L’argent, une invention diabolique
©Julie Artacho
Par : Anny Lemire
Si votre maison pouvait parler, que dirait-elle? Serait-elle plutôt émotive et chétive ou agressive et costaude? Vous témoignerait-elle amour et compassion ou haine et insensibilité? Dans le même ordre d’idées, que pourrait-il se produire lorsqu’une maison est prise d’une telle haine qu’elle décide de s’abandonner à des pulsions meurtrières?
Le tout nouvel opus de Martine Desjardins répond à ces questionnements saugrenus. Mettant en vedette une maison possédant une personnalité propre, La chambre verte nous propose un délicieux récit à saveur gothique tournant autour de l’avarice et de la vengeance. Se déroulant au cœur de Mont-Royal (surnommée l’Enclave) dans le début des années 60, l’histoire s’ouvre sur un cadavre momifié dans une chambre forte. Déjà à partir de cet étrange épilogue, on présume que l’atmosphère sera particulièrement glauque.
En continuant la lecture, on rencontre la famille Delorme. La figure patriarcale, Louis-Dollard, est héritier de l’immense fortune de son défunt père (Prosper Delorme) qui a été acquise lors de bonnes négociations avec la compagnie Canadian Northern Railway au courant des années 10. Ayant été initié au bonheur de l’argent très tôt, Louis-Dollard s’éprend vite de ces bouts de papier à valeur marchande : il les vénère carrément. Se créant ainsi une religion tournant autour de l’argent et en consacrant sa vie à toujours en accumuler davantage. Quand la jeune Penny Sterling débarque dans la vie des Delorme, Louis-Dollard ne voit que la prétendue fortune qu’elle annonce. En effet, celle-ci prétend être la créatrice d’un jeu lui ayant rapporté un beau magot. Le patriarche de la famille se met alors en tête d’arranger un mariage entre son fils unique Vincent et la jeune Penny. Se munissant de l’aide de ses trois sœurs : Morula (qui adore se saouler à l’essence de vanille), Gastrula et Blastula ainsi que celle de sa femme Estelle, il essaie de trouver le point faible de cette nouvelle venue, celui qui lui permettra de la convaincre que Vincent est le bon homme pour elle, et ainsi donc empocher la fortune de la jeune femme.

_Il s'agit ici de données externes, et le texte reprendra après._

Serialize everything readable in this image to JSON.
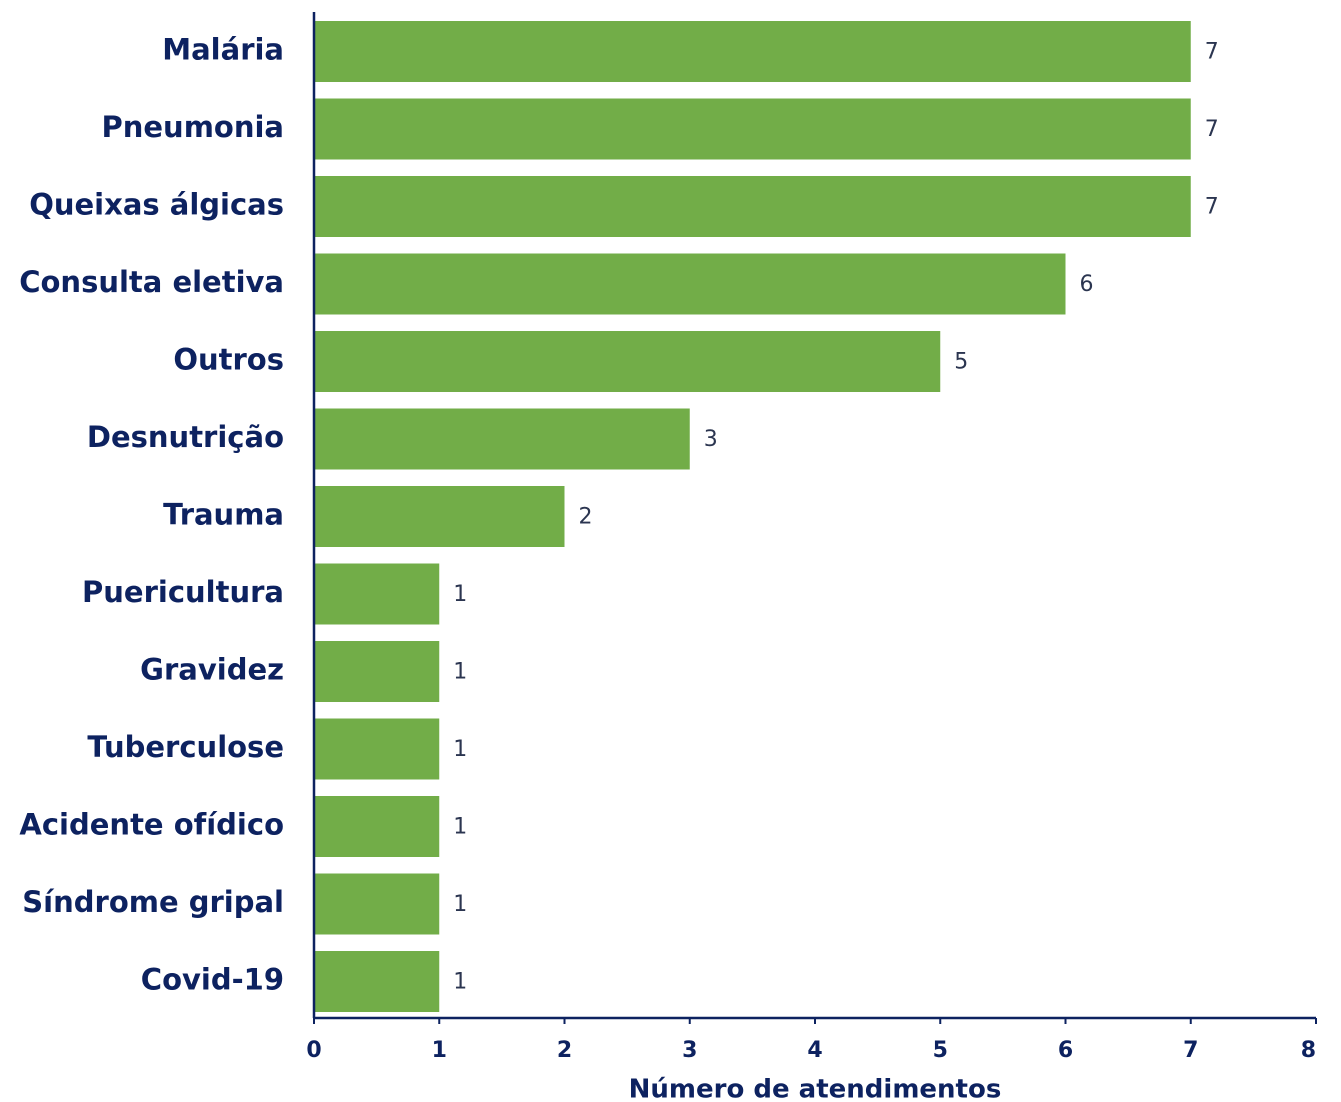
{
  "chart_data": {
    "type": "bar",
    "orientation": "horizontal",
    "categories": [
      "Malária",
      "Pneumonia",
      "Queixas álgicas",
      "Consulta eletiva",
      "Outros",
      "Desnutrição",
      "Trauma",
      "Puericultura",
      "Gravidez",
      "Tuberculose",
      "Acidente ofídico",
      "Síndrome gripal",
      "Covid-19"
    ],
    "values": [
      7,
      7,
      7,
      6,
      5,
      3,
      2,
      1,
      1,
      1,
      1,
      1,
      1
    ],
    "xlabel": "Número de atendimentos",
    "ylabel": "",
    "xlim": [
      0,
      8
    ],
    "xticks": [
      0,
      1,
      2,
      3,
      4,
      5,
      6,
      7,
      8
    ],
    "grid": false,
    "legend": "none",
    "data_labels": true,
    "colors": {
      "bar": "#72ad48",
      "axis": "#0d2260",
      "text": "#0d2260",
      "value_text": "#2b3550"
    }
  }
}
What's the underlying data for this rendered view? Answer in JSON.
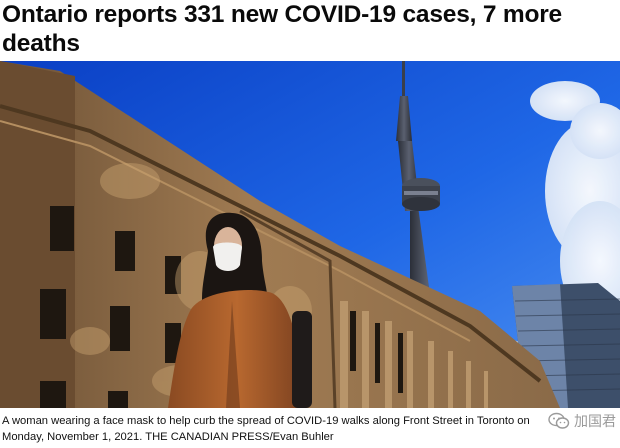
{
  "article": {
    "headline": "Ontario reports 331 new COVID-19 cases, 7 more deaths",
    "photo": {
      "subject": "woman-wearing-face-mask-near-cn-tower",
      "colors": {
        "sky": "#1e62e0",
        "building": "#9a7650",
        "coat": "#a65a2a",
        "tower": "#3a3f4a"
      }
    },
    "caption": "A woman wearing a face mask to help curb the spread of COVID-19 walks along Front Street in Toronto on Monday, November 1, 2021. THE CANADIAN PRESS/Evan Buhler"
  },
  "watermark": {
    "text": "加国君",
    "icon": "wechat-icon"
  }
}
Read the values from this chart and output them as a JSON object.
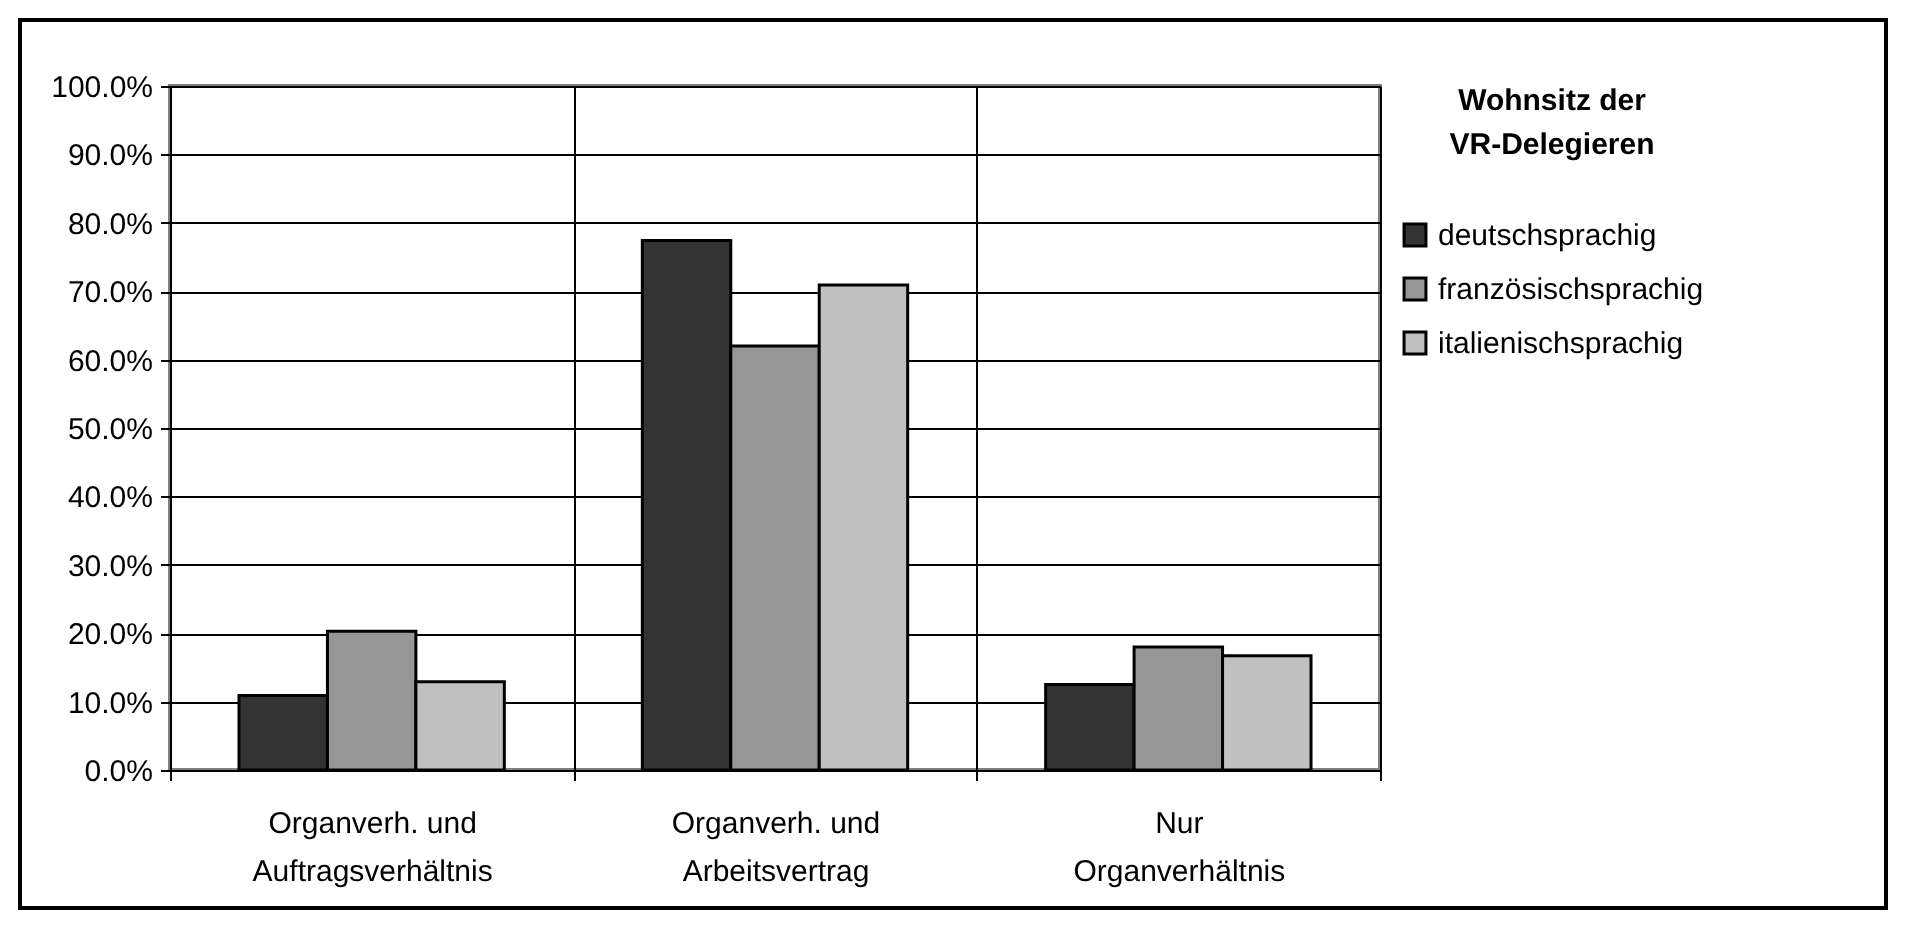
{
  "chart_data": {
    "type": "bar",
    "categories": [
      "Organverh. und Auftragsverhältnis",
      "Organverh. und Arbeitsvertrag",
      "Nur Organverhältnis"
    ],
    "series": [
      {
        "name": "deutschsprachig",
        "color": "#333333",
        "values": [
          10.9,
          77.4,
          12.5
        ]
      },
      {
        "name": "französischsprachig",
        "color": "#969696",
        "values": [
          20.3,
          62.0,
          18.0
        ]
      },
      {
        "name": "italienischsprachig",
        "color": "#c0c0c0",
        "values": [
          12.9,
          70.9,
          16.7
        ]
      }
    ],
    "legend_title": "Wohnsitz der VR-Delegieren",
    "ylim": [
      0,
      100
    ],
    "yticks": [
      {
        "value": 0,
        "label": "0.0%"
      },
      {
        "value": 10,
        "label": "10.0%"
      },
      {
        "value": 20,
        "label": "20.0%"
      },
      {
        "value": 30,
        "label": "30.0%"
      },
      {
        "value": 40,
        "label": "40.0%"
      },
      {
        "value": 50,
        "label": "50.0%"
      },
      {
        "value": 60,
        "label": "60.0%"
      },
      {
        "value": 70,
        "label": "70.0%"
      },
      {
        "value": 80,
        "label": "80.0%"
      },
      {
        "value": 90,
        "label": "90.0%"
      },
      {
        "value": 100,
        "label": "100.0%"
      }
    ],
    "grid": true,
    "legend": "right"
  }
}
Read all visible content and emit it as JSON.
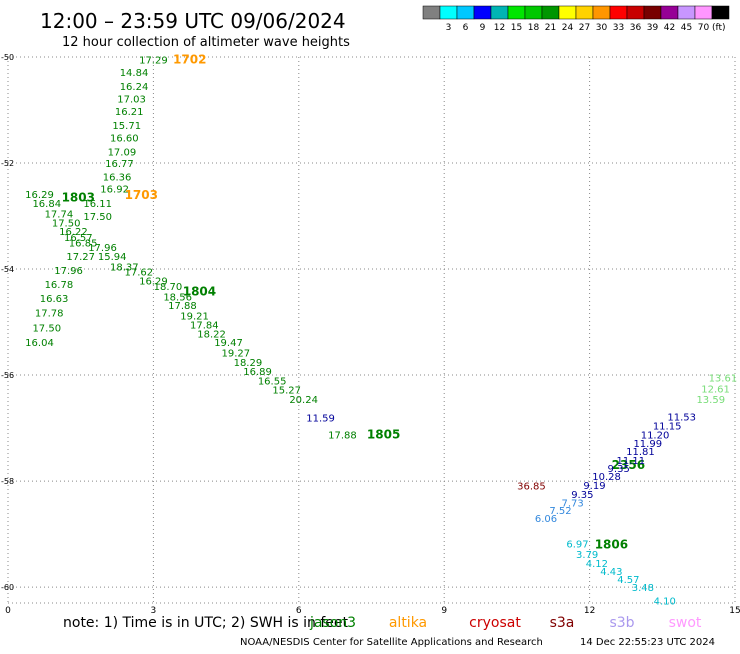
{
  "header": {
    "title": "12:00 – 23:59 UTC 09/06/2024",
    "subtitle": "12 hour collection of altimeter wave heights"
  },
  "scale": {
    "unit": "(ft)",
    "bins": [
      {
        "label": "",
        "color": "#808080"
      },
      {
        "label": "3",
        "color": "#00ffff"
      },
      {
        "label": "6",
        "color": "#00c8ff"
      },
      {
        "label": "9",
        "color": "#0000ff"
      },
      {
        "label": "12",
        "color": "#00b4b4"
      },
      {
        "label": "15",
        "color": "#00e600"
      },
      {
        "label": "18",
        "color": "#00c800"
      },
      {
        "label": "21",
        "color": "#009600"
      },
      {
        "label": "24",
        "color": "#ffff00"
      },
      {
        "label": "27",
        "color": "#ffd200"
      },
      {
        "label": "30",
        "color": "#ff9600"
      },
      {
        "label": "33",
        "color": "#ff0000"
      },
      {
        "label": "36",
        "color": "#c80000"
      },
      {
        "label": "39",
        "color": "#780000"
      },
      {
        "label": "42",
        "color": "#960096"
      },
      {
        "label": "45",
        "color": "#c896ff"
      },
      {
        "label": "70",
        "color": "#ff96ff"
      },
      {
        "label": "",
        "color": "#000000"
      }
    ]
  },
  "legend": {
    "note": "note:  1) Time is in UTC;  2) SWH is in feet",
    "satellites": [
      {
        "name": "jason3",
        "color": "#008000"
      },
      {
        "name": "altika",
        "color": "#ff9900"
      },
      {
        "name": "cryosat",
        "color": "#cc0000"
      },
      {
        "name": "s3a",
        "color": "#800000"
      },
      {
        "name": "s3b",
        "color": "#aa99ee"
      },
      {
        "name": "swot",
        "color": "#ff99ff"
      }
    ]
  },
  "footer": {
    "credit": "NOAA/NESDIS Center for Satellite Applications and Research",
    "timestamp": "14 Dec 22:55:23 UTC 2024"
  },
  "chart_data": {
    "type": "scatter",
    "x_ticks": [
      "0",
      "3",
      "6",
      "9",
      "12",
      "15"
    ],
    "y_ticks": [
      "-50",
      "-52",
      "-54",
      "-56",
      "-58",
      "-60"
    ],
    "xlim": [
      0,
      15
    ],
    "ylim": [
      -60.3,
      -50
    ],
    "grid": true,
    "series": [
      {
        "name": "jason3",
        "color": "#008000",
        "points": [
          {
            "x": 3.0,
            "y": -50.05,
            "label": "17.29"
          },
          {
            "x": 2.6,
            "y": -50.28,
            "label": "14.84"
          },
          {
            "x": 2.6,
            "y": -50.55,
            "label": "16.24"
          },
          {
            "x": 2.55,
            "y": -50.78,
            "label": "17.03"
          },
          {
            "x": 2.5,
            "y": -51.02,
            "label": "16.21"
          },
          {
            "x": 2.45,
            "y": -51.28,
            "label": "15.71"
          },
          {
            "x": 2.4,
            "y": -51.52,
            "label": "16.60"
          },
          {
            "x": 2.35,
            "y": -51.78,
            "label": "17.09"
          },
          {
            "x": 2.3,
            "y": -52.0,
            "label": "16.77"
          },
          {
            "x": 2.25,
            "y": -52.25,
            "label": "16.36"
          },
          {
            "x": 2.2,
            "y": -52.48,
            "label": "16.92"
          },
          {
            "x": 1.85,
            "y": -52.75,
            "label": "16.11"
          },
          {
            "x": 1.85,
            "y": -53.0,
            "label": "17.50"
          },
          {
            "x": 0.65,
            "y": -52.58,
            "label": "16.29"
          },
          {
            "x": 0.8,
            "y": -52.75,
            "label": "16.84"
          },
          {
            "x": 1.05,
            "y": -52.95,
            "label": "17.74"
          },
          {
            "x": 1.2,
            "y": -53.12,
            "label": "17.50"
          },
          {
            "x": 1.35,
            "y": -53.28,
            "label": "16.22"
          },
          {
            "x": 1.45,
            "y": -53.4,
            "label": "16.57"
          },
          {
            "x": 1.55,
            "y": -53.5,
            "label": "16.85"
          },
          {
            "x": 1.95,
            "y": -53.58,
            "label": "17.96"
          },
          {
            "x": 2.15,
            "y": -53.75,
            "label": "15.94"
          },
          {
            "x": 2.4,
            "y": -53.95,
            "label": "18.37"
          },
          {
            "x": 2.7,
            "y": -54.05,
            "label": "17.62"
          },
          {
            "x": 1.5,
            "y": -53.75,
            "label": "17.27"
          },
          {
            "x": 1.25,
            "y": -54.02,
            "label": "17.96"
          },
          {
            "x": 1.05,
            "y": -54.28,
            "label": "16.78"
          },
          {
            "x": 0.95,
            "y": -54.55,
            "label": "16.63"
          },
          {
            "x": 0.85,
            "y": -54.82,
            "label": "17.78"
          },
          {
            "x": 0.8,
            "y": -55.1,
            "label": "17.50"
          },
          {
            "x": 0.65,
            "y": -55.38,
            "label": "16.04"
          },
          {
            "x": 3.0,
            "y": -54.22,
            "label": "16.29"
          },
          {
            "x": 3.3,
            "y": -54.32,
            "label": "18.70"
          },
          {
            "x": 3.5,
            "y": -54.52,
            "label": "18.56"
          },
          {
            "x": 3.6,
            "y": -54.68,
            "label": "17.88"
          },
          {
            "x": 3.85,
            "y": -54.88,
            "label": "19.21"
          },
          {
            "x": 4.05,
            "y": -55.05,
            "label": "17.84"
          },
          {
            "x": 4.2,
            "y": -55.22,
            "label": "18.22"
          },
          {
            "x": 4.55,
            "y": -55.38,
            "label": "19.47"
          },
          {
            "x": 4.7,
            "y": -55.57,
            "label": "19.27"
          },
          {
            "x": 4.95,
            "y": -55.75,
            "label": "18.29"
          },
          {
            "x": 5.15,
            "y": -55.92,
            "label": "16.89"
          },
          {
            "x": 5.45,
            "y": -56.1,
            "label": "16.55"
          },
          {
            "x": 5.75,
            "y": -56.27,
            "label": "15.27"
          },
          {
            "x": 6.1,
            "y": -56.45,
            "label": "20.24"
          },
          {
            "x": 6.9,
            "y": -57.12,
            "label": "17.88"
          },
          {
            "x": 1.45,
            "y": -52.65,
            "label": "1803",
            "track": true
          },
          {
            "x": 3.95,
            "y": -54.42,
            "label": "1804",
            "track": true
          },
          {
            "x": 7.75,
            "y": -57.12,
            "label": "1805",
            "track": true
          },
          {
            "x": 12.45,
            "y": -59.2,
            "label": "1806",
            "track": true
          },
          {
            "x": 12.8,
            "y": -57.7,
            "label": "2356",
            "track": true
          }
        ]
      },
      {
        "name": "altika",
        "color": "#ff9900",
        "points": [
          {
            "x": 3.75,
            "y": -50.05,
            "label": "1702",
            "track": true
          },
          {
            "x": 2.75,
            "y": -52.6,
            "label": "1703",
            "track": true
          }
        ]
      },
      {
        "name": "s3a",
        "color": "#800000",
        "points": [
          {
            "x": 10.8,
            "y": -58.08,
            "label": "36.85"
          }
        ]
      },
      {
        "name": "extra-tracks",
        "color": "#33cc33",
        "points": [
          {
            "x": 14.75,
            "y": -56.05,
            "label": "13.61",
            "color": "#77dd77"
          },
          {
            "x": 14.6,
            "y": -56.25,
            "label": "12.61",
            "color": "#77dd77"
          },
          {
            "x": 14.5,
            "y": -56.45,
            "label": "13.59",
            "color": "#77dd77"
          },
          {
            "x": 13.9,
            "y": -56.78,
            "label": "11.53",
            "color": "#000099"
          },
          {
            "x": 13.6,
            "y": -56.95,
            "label": "11.15",
            "color": "#000099"
          },
          {
            "x": 13.35,
            "y": -57.12,
            "label": "11.20",
            "color": "#000099"
          },
          {
            "x": 13.2,
            "y": -57.28,
            "label": "11.99",
            "color": "#000099"
          },
          {
            "x": 13.05,
            "y": -57.43,
            "label": "11.81",
            "color": "#000099"
          },
          {
            "x": 12.85,
            "y": -57.6,
            "label": "11.11",
            "color": "#000099"
          },
          {
            "x": 12.6,
            "y": -57.75,
            "label": "9.35",
            "color": "#000099"
          },
          {
            "x": 12.35,
            "y": -57.9,
            "label": "10.28",
            "color": "#000099"
          },
          {
            "x": 12.1,
            "y": -58.07,
            "label": "9.19",
            "color": "#000099"
          },
          {
            "x": 11.85,
            "y": -58.24,
            "label": "9.35",
            "color": "#000099"
          },
          {
            "x": 11.65,
            "y": -58.4,
            "label": "7.73",
            "color": "#3388dd"
          },
          {
            "x": 11.4,
            "y": -58.55,
            "label": "7.52",
            "color": "#3388dd"
          },
          {
            "x": 11.1,
            "y": -58.7,
            "label": "6.06",
            "color": "#3388dd"
          },
          {
            "x": 11.75,
            "y": -59.18,
            "label": "6.97",
            "color": "#00bbcc"
          },
          {
            "x": 11.95,
            "y": -59.38,
            "label": "3.79",
            "color": "#00bbcc"
          },
          {
            "x": 12.15,
            "y": -59.55,
            "label": "4.12",
            "color": "#00bbcc"
          },
          {
            "x": 12.45,
            "y": -59.7,
            "label": "4.43",
            "color": "#00bbcc"
          },
          {
            "x": 12.8,
            "y": -59.85,
            "label": "4.57",
            "color": "#00bbcc"
          },
          {
            "x": 13.1,
            "y": -60.0,
            "label": "3.48",
            "color": "#00bbcc"
          },
          {
            "x": 13.55,
            "y": -60.25,
            "label": "4.10",
            "color": "#00bbcc"
          },
          {
            "x": 6.45,
            "y": -56.8,
            "label": "11.59",
            "color": "#000099"
          }
        ]
      }
    ]
  }
}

Penny garde cependant un secret terrible et pourrait s’avérer plus étonnante qu’à première vue.
© Courtoisie
Ce roman se lit d’un trait. Les personnages tous aussi perturbants les uns que les autres s’absorbent avec plaisir, et les gentils nous font fondre le cœur. J’ai un coup de cœur tout particulier pour le couple Estelle et Louis-Dollard; leur avarice et leurs actions sans scrupules nourrissent les parties plus diaboliques à l’intérieur de moi, même si par moments, ils me répugnent totalement. En cours de lecture, on réalise que Vincent n’est en aucun point comme le reste de sa famille et qu’il ne veut rien savoir de la fortune familiale. Une belle morale sur la société de consommation d’après-guerre qui est encore une problématique aujourd’hui. L’intrigue est très bien tissée malgré la grandeur de celle-ci et nous mène à une finale explosive. L’auteure a également très bien intégré les descriptions de la ville ainsi que l’histoire ferroviaire de celle-ci. J’avais envie d’en lire plus sur la ville qui se voulait un projet de « cité modèle » dès 1910.
Courez vite vous le procurer chez votre libraire de quartier, au diable les dépenses!